Over the past 20 years, policymakers and industry have launched initiatives, developed standards and invested significantly in C-ITS. Yet adoption remains fragmented, and system-level impact remains limited. The authors identify deployment logic - not technological maturity - as the core obstacle.
The paper argues that the prevailing interpretation of “technology neutrality” often anchors regulatory and investment frameworks to specific communication paradigms. This approach slows scalable implementation and weakens ecosystem-wide value creation.
Instead of questioning cooperative mobility itself, BMW and Monotch introduce what they define as “paradigm neutrality.” This framework begins with clearly defined outcomes - improved safety, traffic efficiency and user experience - and then applies the most effective combination of backend-based data exchange, sensor intelligence and direct communication technologies where appropriate. The focus shifts from defending technical doctrine to delivering measurable system-level results.
“C-ITS does not suffer from a lack of innovation,” says Menno Malta, CEO and founder of Monotch. “It suffers from an implementation model that prioritises technological alignment over measurable impact. If we want real improvements within this decade, we must focus first on outcomes and user value. Paradigm neutrality enables pragmatic architectural choices without locking the ecosystem into a single pathway.”
“Vehicle platforms operate globally and over long lifecycles,” says Reinhard Jurk, Senior Expert Automotive Cloud at BMW. “A paradigm-neutral framework preserves interoperability and innovation flexibility while enabling cooperative services to deliver tangible benefits today.

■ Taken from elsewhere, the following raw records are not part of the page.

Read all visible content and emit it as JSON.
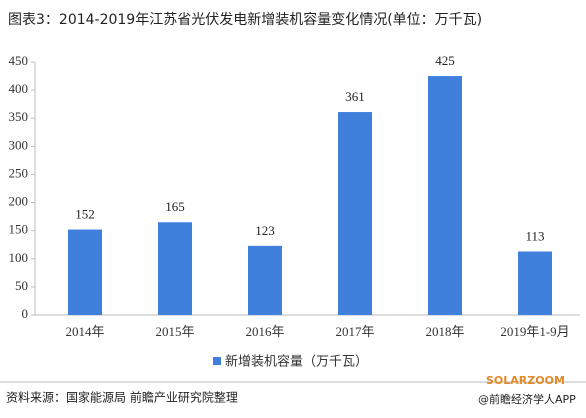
{
  "chart_data": {
    "type": "bar",
    "title": "图表3：2014-2019年江苏省光伏发电新增装机容量变化情况(单位：万千瓦)",
    "categories": [
      "2014年",
      "2015年",
      "2016年",
      "2017年",
      "2018年",
      "2019年1-9月"
    ],
    "series": [
      {
        "name": "新增装机容量（万千瓦）",
        "color": "#3f80dc",
        "values": [
          152,
          165,
          123,
          361,
          425,
          113
        ]
      }
    ],
    "ylim": [
      0,
      450
    ],
    "yticks": [
      0,
      50,
      100,
      150,
      200,
      250,
      300,
      350,
      400,
      450
    ],
    "grid": false,
    "legend": "bottom",
    "source": "资料来源：国家能源局 前瞻产业研究院整理",
    "brand": "SOLARZOOM",
    "footer": "@前瞻经济学人APP"
  }
}
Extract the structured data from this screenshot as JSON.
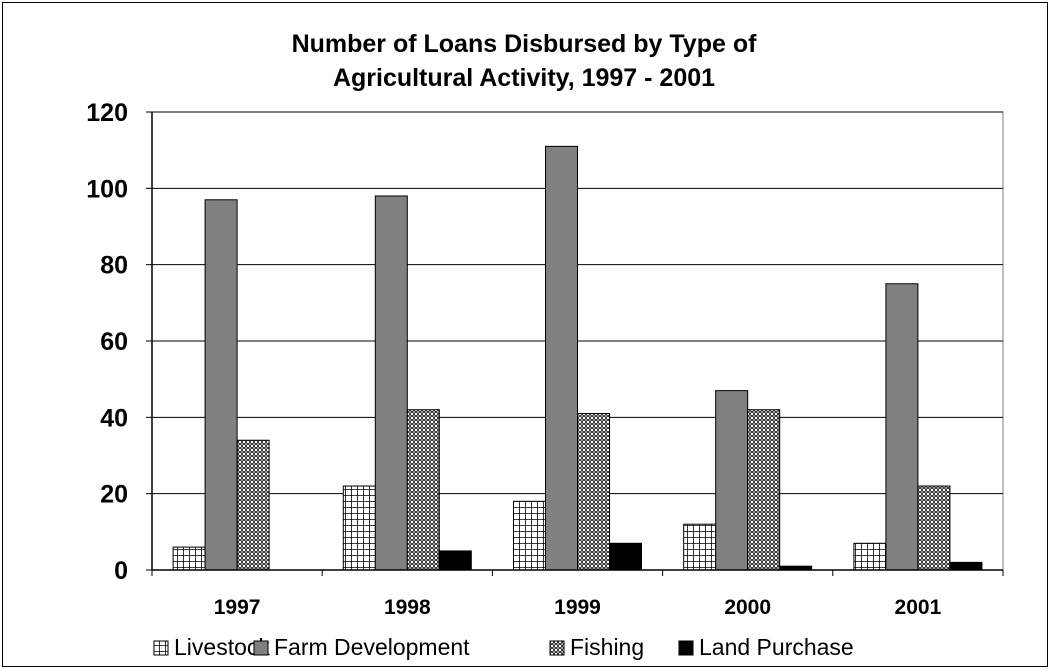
{
  "chart_data": {
    "type": "bar",
    "title_lines": [
      "Number of Loans Disbursed by Type of",
      "Agricultural Activity, 1997 - 2001"
    ],
    "categories": [
      "1997",
      "1998",
      "1999",
      "2000",
      "2001"
    ],
    "series": [
      {
        "name": "Livestock",
        "values": [
          6,
          22,
          18,
          12,
          7
        ],
        "pattern": "grid"
      },
      {
        "name": "Farm Development",
        "values": [
          97,
          98,
          111,
          47,
          75
        ],
        "pattern": "solid-gray"
      },
      {
        "name": "Fishing",
        "values": [
          34,
          42,
          41,
          42,
          22
        ],
        "pattern": "checker"
      },
      {
        "name": "Land Purchase",
        "values": [
          0,
          5,
          7,
          1,
          2
        ],
        "pattern": "solid-black"
      }
    ],
    "ylim": [
      0,
      120
    ],
    "yticks": [
      0,
      20,
      40,
      60,
      80,
      100,
      120
    ],
    "ytick_labels": [
      "0",
      "20",
      "40",
      "60",
      "80",
      "100",
      "120"
    ],
    "xlabel": "",
    "ylabel": "",
    "grid": true,
    "legend_position": "bottom",
    "colors": {
      "farm_development": "#808080",
      "land_purchase": "#000000",
      "grid_line": "#000000",
      "background": "#ffffff"
    }
  }
}
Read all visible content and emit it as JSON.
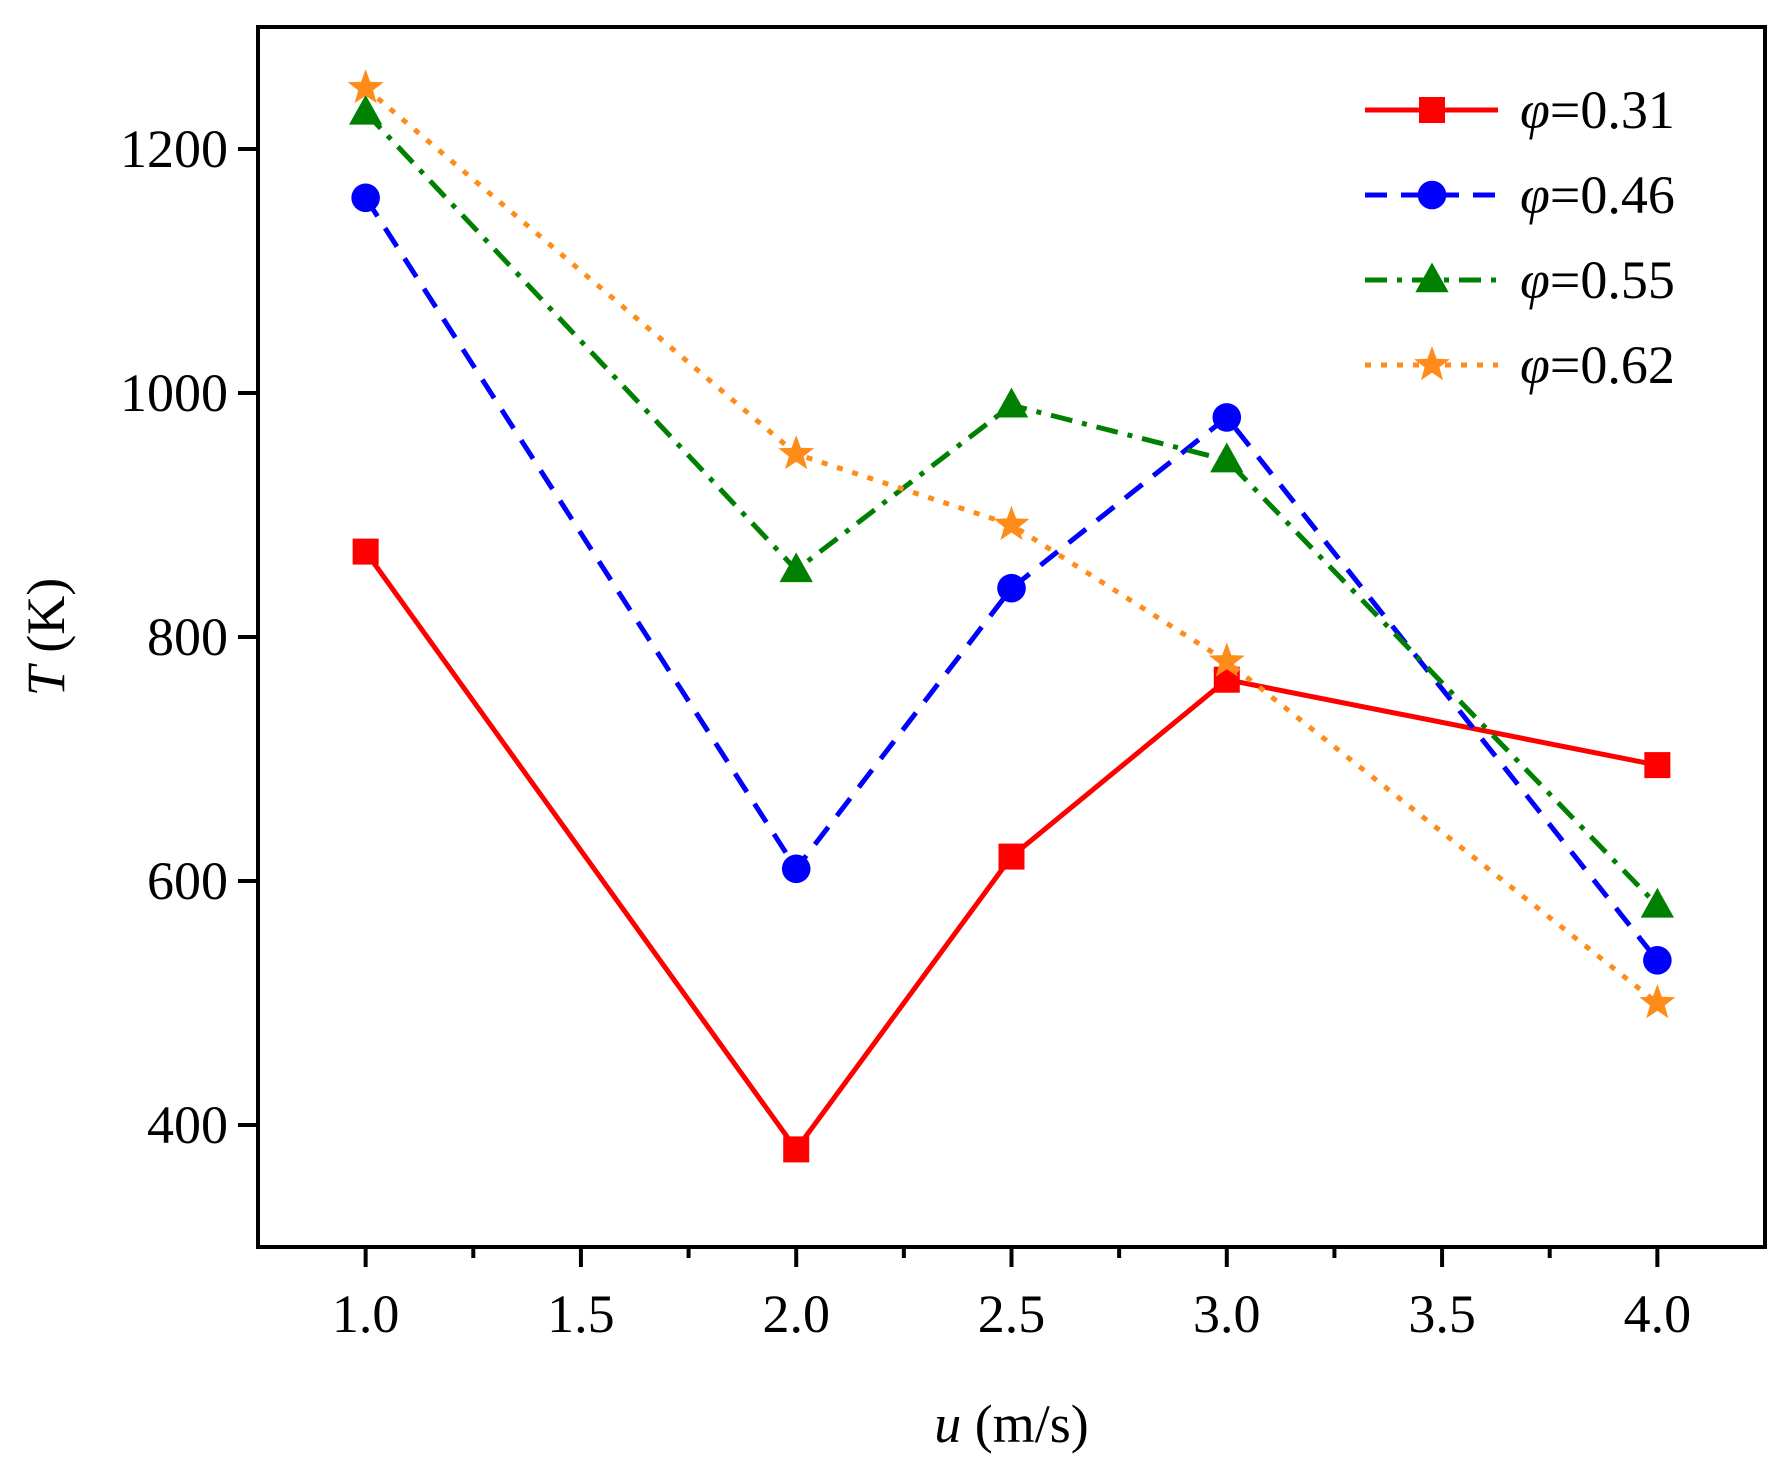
{
  "chart_data": {
    "type": "line",
    "xlabel_var": "u",
    "xlabel_unit": " (m/s)",
    "ylabel_var": "T",
    "ylabel_unit": " (K)",
    "x_ticks": [
      1.0,
      1.5,
      2.0,
      2.5,
      3.0,
      3.5,
      4.0
    ],
    "x_tick_labels": [
      "1.0",
      "1.5",
      "2.0",
      "2.5",
      "3.0",
      "3.5",
      "4.0"
    ],
    "y_ticks": [
      400,
      600,
      800,
      1000,
      1200
    ],
    "y_tick_labels": [
      "400",
      "600",
      "800",
      "1000",
      "1200"
    ],
    "x_display_positions": [
      1.0,
      2.0,
      2.5,
      3.0,
      4.0
    ],
    "xlim": [
      0.75,
      4.25
    ],
    "ylim": [
      300,
      1300
    ],
    "legend_position": "top-right",
    "series": [
      {
        "name_var": "φ",
        "name_value": "=0.31",
        "color": "#ff0000",
        "dash": "solid",
        "marker": "square",
        "values": [
          870,
          380,
          620,
          765,
          695
        ]
      },
      {
        "name_var": "φ",
        "name_value": "=0.46",
        "color": "#0000ff",
        "dash": "dash",
        "marker": "circle",
        "values": [
          1160,
          610,
          840,
          980,
          535
        ]
      },
      {
        "name_var": "φ",
        "name_value": "=0.55",
        "color": "#008000",
        "dash": "dashdot",
        "marker": "triangle",
        "values": [
          1230,
          855,
          990,
          945,
          580
        ]
      },
      {
        "name_var": "φ",
        "name_value": "=0.62",
        "color": "#ff8c1a",
        "dash": "dot",
        "marker": "star",
        "values": [
          1250,
          950,
          892,
          780,
          500
        ]
      }
    ]
  }
}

It aligns infrastructure, vehicles and cloud intelligence around shared objectives rather than predefined technical models.”
By bringing together infrastructure and vehicle-domain perspectives, the authors contribute a cross-ecosystem viewpoint to European and international policy discussions. They position the paper as a pragmatic blueprint to accelerate C-ITS adoption while maintaining long-term flexibility.